I will discuss a rigorous method which uses Markov chains---random
walks---to statistically assess gerrymandering of political districts
without requiring heuristic validation of the structures of the Markov
chains which arise in the redistricting context.  In particular, we will
see two examples where this methodology was applied in successful
lawsuits which overturned district maps in Pennsylvania and North Carolina.

### A solution to the Burr-Erdos problems on Ramsey completeness

Series
Joint School of Mathematics and ACO Colloquium
Time
Thursday, November 21, 2019 - 11:00 for 1 hour (actually 50 minutes)
Location
Skiles 006
Speaker
Jacob FoxStanford University

A sequence A of positive integers is r-Ramsey complete if for every r-coloring of A, every sufficiently large integer can be written as a sum of the elements of a monochromatic subsequence. Burr and Erdos proposed several open problems in 1985 on how sparse can an r-Ramsey complete sequence be and which polynomial sequences are r-Ramsey complete. Erdos later offered cash prizes for two of these problems. We prove a result which solves the problems of Burr and Erdos on Ramsey complete sequences. The proof uses tools from probability, combinatorics, and number theory.

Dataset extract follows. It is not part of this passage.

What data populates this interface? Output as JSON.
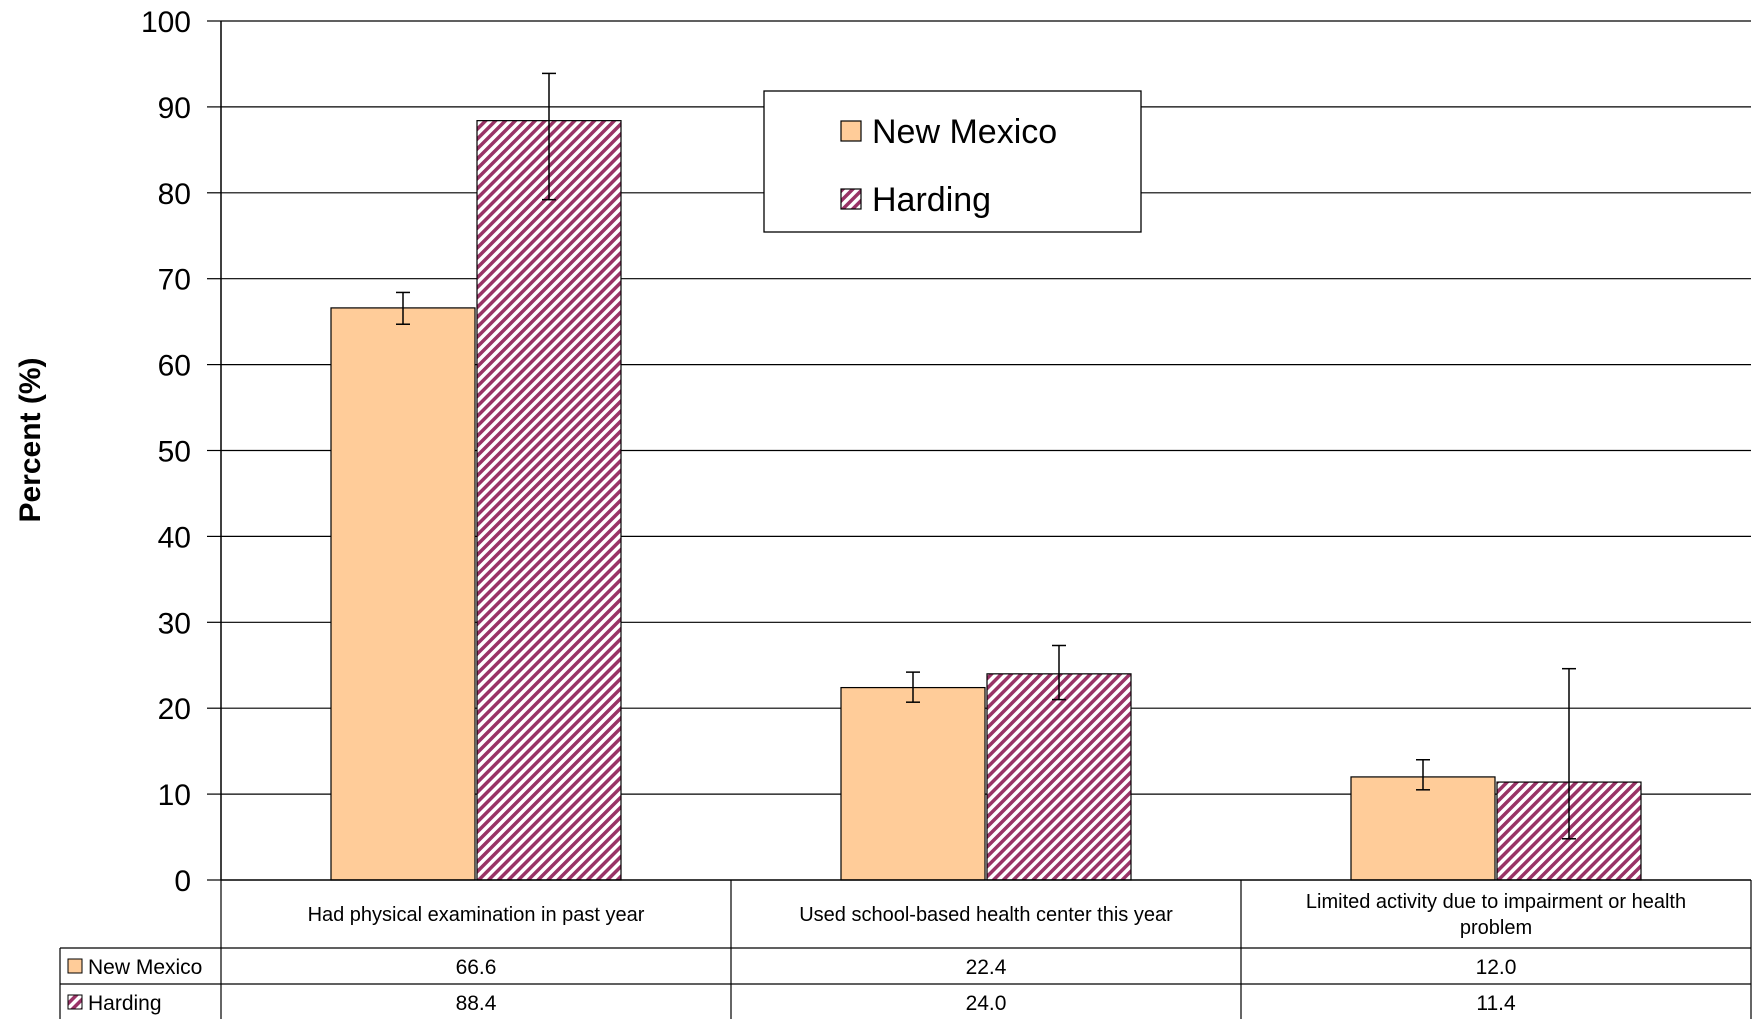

Joint work with David Conlon.

### Polynomial to exponential transition in Ramsey theory

Series
Joint School of Mathematics and ACO Colloquium
Time
Thursday, February 14, 2019 - 11:00 for 1 hour (actually 50 minutes)
Location
Skiles 006
Speaker
Dhruv MubayiUniversity of Illinois at Chicago

### Graph Colouring Via The Probabilistic Method

Series
Joint School of Mathematics and ACO Colloquium
Time
Thursday, January 21, 2010 - 11:05 for 1 hour (actually 50 minutes)
Location
Skiles 269
Speaker
Bruce ReedMcGill University
The term Probabilistic Method refers to the proof of deterministic statements using probabilistic tools. Two of the most famous examples arise in number theory. these are: the first non-analytic proof of the prime number theorem given by Erdos in the 1940s, and the recent proof of the Hardy-Littlewood Conjecture (that there are arbitrarily long arithmetic progressions of primes) by Green and Tao. The method has also been succesfully applied in the field of graph colouring. We survey some of the results thereby obtained. The talk is targeted at a general audience. We will first define graph colouring, explain the type of graph colouring problems which tend to attract interest, and then explain the probabilistic tools which are used to solve them, and why we would expect the type of tools that are used to be effective for solving the types of problems typically studied.

### Quantum Physics and Algebraic Graph Theory

Series
Joint School of Mathematics and ACO Colloquium
Time
Tuesday, October 21, 2008 - 16:30 for 2 hours
Location
Skiles 255
Speaker
Chris GodsilUniversity of Waterloo

Please Note: Refreshments will be served at 4PM in Skiles 236.

The possibility of a quantum computer has lead to much new work in theoretical physics and, naturally enough, this work has raised many new mathematical problems. What is perhaps surprising is that it has lead to interesting problems in algebraic graph theory. For example, questions about the relative power of quantum computer and classical computers lead to questions about the chromatic number of certain graphs. In my talk I will discuss some of these problems, and the progress that has been made.